São imprescritíveis as ações de ressarcimento ao erário, decorrentes de lavra mineral efetuada em desacordo com a licença concedida, tendo em conta a degradação ambiental e a especial proteção constitucional atribuída ao meio ambiente e aos recursos minerais.
Os danos ambientais não correspondem a mero ilícito civil, de modo que merecem destacada atenção em benefício de toda a coletividade. Assim, prevalecem os princípios constitucionais de proteção, preservação e reparação do meio ambiente.
Os interesses coletivos envolvidos ultrapassam gerações e fronteiras, de forma que não devem sofrer limites temporais à sua proteção.
Nesse contexto, o entendimento desta Corte é que, existindo ilícito indissociável da reparação por dano ambiental, não se aplica a tese firmada ao julgamento do RE 669.069/MG (Tema 666 RG), mas a fixada no exame do RE 654.833/AC (Tema 999 RG).

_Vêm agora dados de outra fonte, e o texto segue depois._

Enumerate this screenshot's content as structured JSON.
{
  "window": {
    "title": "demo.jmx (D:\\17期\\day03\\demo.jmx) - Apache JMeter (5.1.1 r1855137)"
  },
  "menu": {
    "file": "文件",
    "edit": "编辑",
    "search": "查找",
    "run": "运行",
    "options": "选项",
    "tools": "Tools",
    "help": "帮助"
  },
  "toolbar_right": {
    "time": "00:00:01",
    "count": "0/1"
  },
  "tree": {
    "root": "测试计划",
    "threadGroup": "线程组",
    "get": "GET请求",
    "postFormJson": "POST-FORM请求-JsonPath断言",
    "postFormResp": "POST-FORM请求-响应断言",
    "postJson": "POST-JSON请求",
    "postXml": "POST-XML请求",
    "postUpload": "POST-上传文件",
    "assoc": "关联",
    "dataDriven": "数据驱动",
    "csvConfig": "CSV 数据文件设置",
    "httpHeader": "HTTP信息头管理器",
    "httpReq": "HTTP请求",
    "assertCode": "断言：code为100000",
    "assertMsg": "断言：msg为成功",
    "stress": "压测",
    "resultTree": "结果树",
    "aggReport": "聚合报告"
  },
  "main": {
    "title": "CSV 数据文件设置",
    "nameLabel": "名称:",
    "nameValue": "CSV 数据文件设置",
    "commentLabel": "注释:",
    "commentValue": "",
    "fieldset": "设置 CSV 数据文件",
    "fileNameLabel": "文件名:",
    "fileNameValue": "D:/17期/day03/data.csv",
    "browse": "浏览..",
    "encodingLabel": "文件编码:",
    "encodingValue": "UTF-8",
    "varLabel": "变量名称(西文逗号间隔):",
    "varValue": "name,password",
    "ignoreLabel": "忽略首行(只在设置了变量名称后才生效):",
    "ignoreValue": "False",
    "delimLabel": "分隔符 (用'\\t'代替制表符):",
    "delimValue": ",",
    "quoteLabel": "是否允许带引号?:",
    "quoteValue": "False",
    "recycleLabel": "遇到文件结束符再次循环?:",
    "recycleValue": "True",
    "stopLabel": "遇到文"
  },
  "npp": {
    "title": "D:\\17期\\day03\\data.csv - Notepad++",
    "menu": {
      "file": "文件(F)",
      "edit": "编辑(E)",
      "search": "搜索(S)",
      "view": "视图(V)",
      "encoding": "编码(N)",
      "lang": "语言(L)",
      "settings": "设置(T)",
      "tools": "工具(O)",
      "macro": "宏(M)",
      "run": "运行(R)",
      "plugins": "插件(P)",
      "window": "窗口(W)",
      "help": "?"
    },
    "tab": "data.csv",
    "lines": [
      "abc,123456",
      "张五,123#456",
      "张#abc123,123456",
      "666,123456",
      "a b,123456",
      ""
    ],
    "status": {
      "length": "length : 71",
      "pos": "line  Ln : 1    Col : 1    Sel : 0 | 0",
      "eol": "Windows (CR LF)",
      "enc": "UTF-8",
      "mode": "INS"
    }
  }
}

Com base nesse entendimento, o Plenário, por unanimidade, reconheceu a existência de repercussão geral da questão constitucional suscitada (Tema 1.268 da repercussão geral) e reafirmou a jurisprudência dominante sobre a matéria para dar provimento ao recurso extraordinário e, por conseguinte, afastar a prescrição e determinar a devolução dos autos ao Juízo de origem para que prossiga no exame da causa.
STF. RE 1.427.694/SC, relatora Ministra Presidente, julgamento finalizado no Plenário Virtual em 1º.9.2023 (info 1106).